Lavingia’s system used AI to extract details such as contract numbers and “total contract value.” This caused a avoidable error in which AI returned the wrong dollar value when multiples were found in the contract. Experts said the correct information is readily available from public databases.
Lavingia admitted that errors came from this approach, but stated that these errors were later fixed by VA staff.
In late March, Lavingia published a version of the “munkable” script on his GitHub account, inviting others to use and improve it, he told Propublica. “If the whole federal government could use this script and anyone in the public could see this is VA thinking of cutting contracts, that would have been cool.”
According to a post on his blog, this was done with Musk’s approval before he left Doge. “When he asked the room about improving Doge’s public perception, I asked if the code I was writing could be open sourced,” Lavingia said. “He said ‘Yes.’ That was in line with Doge’s goal of maximum transparency. ”
That openness may have ultimately led to Rabinvia’s firing. Lavingia confirmed that she has finished with Doge after interviewing Fast Company Magazine about her work with the department. A VA spokesman declined to comment on Lavingia’s firing.
VA officials have refused to say whether they will continue to use the “risqué” tool in the future.
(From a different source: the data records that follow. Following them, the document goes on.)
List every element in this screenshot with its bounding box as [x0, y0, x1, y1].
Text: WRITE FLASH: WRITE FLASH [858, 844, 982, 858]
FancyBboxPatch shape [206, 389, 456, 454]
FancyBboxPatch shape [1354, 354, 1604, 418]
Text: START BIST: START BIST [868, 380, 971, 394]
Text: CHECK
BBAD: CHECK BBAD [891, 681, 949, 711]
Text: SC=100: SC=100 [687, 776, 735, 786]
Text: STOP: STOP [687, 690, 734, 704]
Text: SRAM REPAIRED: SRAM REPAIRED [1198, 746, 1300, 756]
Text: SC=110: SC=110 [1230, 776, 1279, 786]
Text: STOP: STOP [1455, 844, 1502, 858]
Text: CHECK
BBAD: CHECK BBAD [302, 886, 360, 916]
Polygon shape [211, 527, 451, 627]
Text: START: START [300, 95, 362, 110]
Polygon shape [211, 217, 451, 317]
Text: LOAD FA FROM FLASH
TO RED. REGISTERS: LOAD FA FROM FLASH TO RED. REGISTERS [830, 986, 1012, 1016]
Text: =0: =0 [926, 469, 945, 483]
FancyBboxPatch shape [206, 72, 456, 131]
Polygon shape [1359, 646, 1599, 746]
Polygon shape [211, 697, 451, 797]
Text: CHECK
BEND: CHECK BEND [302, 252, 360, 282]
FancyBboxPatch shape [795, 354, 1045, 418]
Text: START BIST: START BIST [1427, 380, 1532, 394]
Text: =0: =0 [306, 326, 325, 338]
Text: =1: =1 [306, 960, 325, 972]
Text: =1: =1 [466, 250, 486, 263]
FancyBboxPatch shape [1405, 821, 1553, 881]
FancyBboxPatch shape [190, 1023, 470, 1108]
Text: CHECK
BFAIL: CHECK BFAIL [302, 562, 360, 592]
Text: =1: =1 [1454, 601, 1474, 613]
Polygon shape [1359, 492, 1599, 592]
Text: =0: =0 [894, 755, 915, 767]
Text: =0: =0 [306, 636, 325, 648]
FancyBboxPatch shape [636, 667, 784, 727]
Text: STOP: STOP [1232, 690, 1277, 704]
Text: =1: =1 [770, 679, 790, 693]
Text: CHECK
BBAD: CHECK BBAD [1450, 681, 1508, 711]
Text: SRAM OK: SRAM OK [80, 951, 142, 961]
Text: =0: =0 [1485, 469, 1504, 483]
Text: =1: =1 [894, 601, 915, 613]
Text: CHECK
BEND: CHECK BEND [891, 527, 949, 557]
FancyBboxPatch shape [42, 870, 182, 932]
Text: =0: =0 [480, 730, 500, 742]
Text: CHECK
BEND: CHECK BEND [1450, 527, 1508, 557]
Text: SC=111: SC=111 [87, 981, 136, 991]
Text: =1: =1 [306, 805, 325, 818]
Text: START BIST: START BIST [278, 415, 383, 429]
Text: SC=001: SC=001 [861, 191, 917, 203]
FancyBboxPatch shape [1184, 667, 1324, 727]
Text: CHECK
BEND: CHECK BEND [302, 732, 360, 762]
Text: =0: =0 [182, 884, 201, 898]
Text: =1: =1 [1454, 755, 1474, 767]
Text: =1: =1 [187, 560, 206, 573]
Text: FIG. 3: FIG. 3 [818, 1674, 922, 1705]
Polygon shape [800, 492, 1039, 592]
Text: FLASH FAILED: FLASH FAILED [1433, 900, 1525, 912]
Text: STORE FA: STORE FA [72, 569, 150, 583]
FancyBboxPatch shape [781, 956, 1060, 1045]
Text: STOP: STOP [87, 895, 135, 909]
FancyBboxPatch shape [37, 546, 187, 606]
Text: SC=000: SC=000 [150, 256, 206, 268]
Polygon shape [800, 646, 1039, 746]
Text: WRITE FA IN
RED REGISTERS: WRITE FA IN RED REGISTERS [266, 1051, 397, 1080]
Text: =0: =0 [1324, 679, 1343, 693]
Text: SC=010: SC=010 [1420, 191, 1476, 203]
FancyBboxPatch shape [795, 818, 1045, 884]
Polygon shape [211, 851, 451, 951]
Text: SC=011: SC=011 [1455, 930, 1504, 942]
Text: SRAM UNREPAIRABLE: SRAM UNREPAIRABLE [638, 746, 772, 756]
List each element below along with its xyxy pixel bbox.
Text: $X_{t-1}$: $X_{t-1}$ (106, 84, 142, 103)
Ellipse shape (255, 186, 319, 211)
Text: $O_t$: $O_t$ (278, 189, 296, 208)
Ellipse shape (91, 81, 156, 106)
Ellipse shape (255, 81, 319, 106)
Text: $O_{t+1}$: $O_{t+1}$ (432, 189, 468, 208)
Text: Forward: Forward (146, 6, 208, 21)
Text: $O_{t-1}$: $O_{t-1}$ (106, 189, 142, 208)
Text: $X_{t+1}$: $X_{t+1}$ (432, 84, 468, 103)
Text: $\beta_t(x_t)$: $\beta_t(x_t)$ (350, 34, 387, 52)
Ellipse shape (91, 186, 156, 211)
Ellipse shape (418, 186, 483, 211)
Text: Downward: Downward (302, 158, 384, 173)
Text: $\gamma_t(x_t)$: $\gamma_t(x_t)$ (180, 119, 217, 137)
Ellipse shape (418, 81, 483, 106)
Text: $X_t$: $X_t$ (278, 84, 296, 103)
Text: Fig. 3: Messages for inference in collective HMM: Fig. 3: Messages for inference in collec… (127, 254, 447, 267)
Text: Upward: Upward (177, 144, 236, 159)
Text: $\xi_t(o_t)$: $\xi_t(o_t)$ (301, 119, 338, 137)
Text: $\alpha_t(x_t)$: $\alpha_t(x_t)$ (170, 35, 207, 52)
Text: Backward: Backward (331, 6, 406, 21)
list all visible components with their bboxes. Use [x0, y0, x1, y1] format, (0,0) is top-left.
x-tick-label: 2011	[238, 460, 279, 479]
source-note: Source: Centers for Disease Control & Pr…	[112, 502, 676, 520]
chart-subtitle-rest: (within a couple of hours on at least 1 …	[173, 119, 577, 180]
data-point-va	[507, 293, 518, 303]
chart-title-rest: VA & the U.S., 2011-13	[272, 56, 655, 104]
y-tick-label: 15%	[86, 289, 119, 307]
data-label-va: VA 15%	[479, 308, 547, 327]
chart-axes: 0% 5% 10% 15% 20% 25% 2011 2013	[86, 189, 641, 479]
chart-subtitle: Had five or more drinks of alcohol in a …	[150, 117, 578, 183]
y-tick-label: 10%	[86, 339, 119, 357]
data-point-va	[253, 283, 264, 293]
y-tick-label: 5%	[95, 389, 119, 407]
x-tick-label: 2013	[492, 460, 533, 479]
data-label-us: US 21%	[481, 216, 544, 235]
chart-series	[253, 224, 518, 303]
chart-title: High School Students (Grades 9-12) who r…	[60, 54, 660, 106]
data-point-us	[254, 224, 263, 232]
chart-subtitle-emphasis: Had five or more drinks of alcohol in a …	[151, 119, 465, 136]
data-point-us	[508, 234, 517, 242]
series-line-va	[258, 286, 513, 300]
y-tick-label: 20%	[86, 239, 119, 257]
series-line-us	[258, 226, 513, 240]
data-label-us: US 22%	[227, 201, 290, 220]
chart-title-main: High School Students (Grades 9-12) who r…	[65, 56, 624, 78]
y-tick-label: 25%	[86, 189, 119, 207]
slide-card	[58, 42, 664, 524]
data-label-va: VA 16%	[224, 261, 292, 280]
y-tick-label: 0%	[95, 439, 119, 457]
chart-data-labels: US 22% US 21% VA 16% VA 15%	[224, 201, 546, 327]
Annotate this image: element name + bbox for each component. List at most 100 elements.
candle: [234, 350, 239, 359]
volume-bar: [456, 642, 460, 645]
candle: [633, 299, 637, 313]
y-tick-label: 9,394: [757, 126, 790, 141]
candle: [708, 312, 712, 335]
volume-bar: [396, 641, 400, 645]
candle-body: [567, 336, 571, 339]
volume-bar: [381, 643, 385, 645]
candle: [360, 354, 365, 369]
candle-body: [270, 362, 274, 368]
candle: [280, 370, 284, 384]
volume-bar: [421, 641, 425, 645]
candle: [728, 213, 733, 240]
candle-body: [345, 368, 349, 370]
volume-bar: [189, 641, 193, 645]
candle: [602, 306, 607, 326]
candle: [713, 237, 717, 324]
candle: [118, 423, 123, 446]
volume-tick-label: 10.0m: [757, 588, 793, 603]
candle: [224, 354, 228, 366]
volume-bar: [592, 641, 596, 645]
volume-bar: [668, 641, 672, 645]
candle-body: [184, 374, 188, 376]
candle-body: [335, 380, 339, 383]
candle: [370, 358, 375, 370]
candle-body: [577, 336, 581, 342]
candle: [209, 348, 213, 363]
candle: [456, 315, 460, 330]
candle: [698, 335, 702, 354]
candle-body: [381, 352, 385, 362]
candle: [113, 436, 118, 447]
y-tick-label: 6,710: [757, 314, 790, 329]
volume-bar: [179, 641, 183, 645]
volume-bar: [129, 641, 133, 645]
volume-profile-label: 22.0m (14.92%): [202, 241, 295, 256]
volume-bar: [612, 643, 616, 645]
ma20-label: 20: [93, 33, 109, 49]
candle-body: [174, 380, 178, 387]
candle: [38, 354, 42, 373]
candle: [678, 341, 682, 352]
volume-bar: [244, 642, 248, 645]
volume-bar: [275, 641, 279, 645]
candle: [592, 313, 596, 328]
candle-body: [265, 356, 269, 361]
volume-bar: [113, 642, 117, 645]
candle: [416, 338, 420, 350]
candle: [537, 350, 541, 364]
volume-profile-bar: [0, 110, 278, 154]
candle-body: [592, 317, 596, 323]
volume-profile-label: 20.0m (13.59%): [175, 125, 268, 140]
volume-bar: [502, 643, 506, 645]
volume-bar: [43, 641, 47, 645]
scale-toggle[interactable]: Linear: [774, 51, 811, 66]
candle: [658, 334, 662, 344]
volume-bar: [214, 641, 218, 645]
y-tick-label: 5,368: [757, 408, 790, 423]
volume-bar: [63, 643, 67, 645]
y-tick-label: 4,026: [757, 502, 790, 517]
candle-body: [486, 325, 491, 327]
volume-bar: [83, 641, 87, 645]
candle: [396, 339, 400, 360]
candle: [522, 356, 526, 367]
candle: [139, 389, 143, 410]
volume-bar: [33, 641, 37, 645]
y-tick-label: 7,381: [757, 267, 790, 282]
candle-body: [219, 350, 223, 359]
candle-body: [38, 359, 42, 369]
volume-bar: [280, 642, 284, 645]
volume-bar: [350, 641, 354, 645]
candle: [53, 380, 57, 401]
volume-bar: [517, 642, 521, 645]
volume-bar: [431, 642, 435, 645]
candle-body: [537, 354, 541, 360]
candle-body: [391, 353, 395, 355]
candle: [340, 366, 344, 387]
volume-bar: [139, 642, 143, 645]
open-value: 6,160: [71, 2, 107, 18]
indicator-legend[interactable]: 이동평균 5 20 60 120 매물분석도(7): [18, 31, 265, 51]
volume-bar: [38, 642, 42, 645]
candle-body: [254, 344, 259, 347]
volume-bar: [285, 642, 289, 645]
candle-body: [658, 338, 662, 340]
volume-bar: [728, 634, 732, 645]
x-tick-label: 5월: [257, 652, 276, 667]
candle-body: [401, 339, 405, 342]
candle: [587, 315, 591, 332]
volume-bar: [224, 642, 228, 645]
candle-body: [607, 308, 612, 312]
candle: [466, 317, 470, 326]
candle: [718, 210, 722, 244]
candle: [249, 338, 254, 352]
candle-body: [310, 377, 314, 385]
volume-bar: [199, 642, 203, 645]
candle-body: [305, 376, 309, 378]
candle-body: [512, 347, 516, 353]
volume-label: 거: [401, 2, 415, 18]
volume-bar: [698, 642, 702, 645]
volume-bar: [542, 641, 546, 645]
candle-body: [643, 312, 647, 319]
But the administration can deploy AI to help institutions replace their employees. Documents previously obtained by Propublica show that Doge officials, proposed in March, will consolidate their benefits claims division by relying more on AI.
And government contractors are paying attention. After Lavingia posted the code, he said he heard it from people trying to understand how to flow money.
“I got some DMs from the VA contractor who asked me when I saw this code,” he said. “They were trying to make sure their contracts weren’t cut, or they learned why they were cut.
“After all, humans end a contract, but it’s helpful to see Doge, Trump, or the head of an agency thinking about how to munch on them. Transparency is good.”
If there is information about AI misuse or abuse within government agencies, Brandon Roberts is an investigative journalist for the News Applications Team and has extensive experience analyzing it using artificial intelligence. He can be contacted by signal @brandonrobertz.01 or email [email protected].
If you have any information about VAs you need to know, please contact reporter Vernal Coleman by signal, Vcoleman91.99, or email. [email protected]and via Eric Umansky on Signal, Ericumansky.04, or via email; [email protected].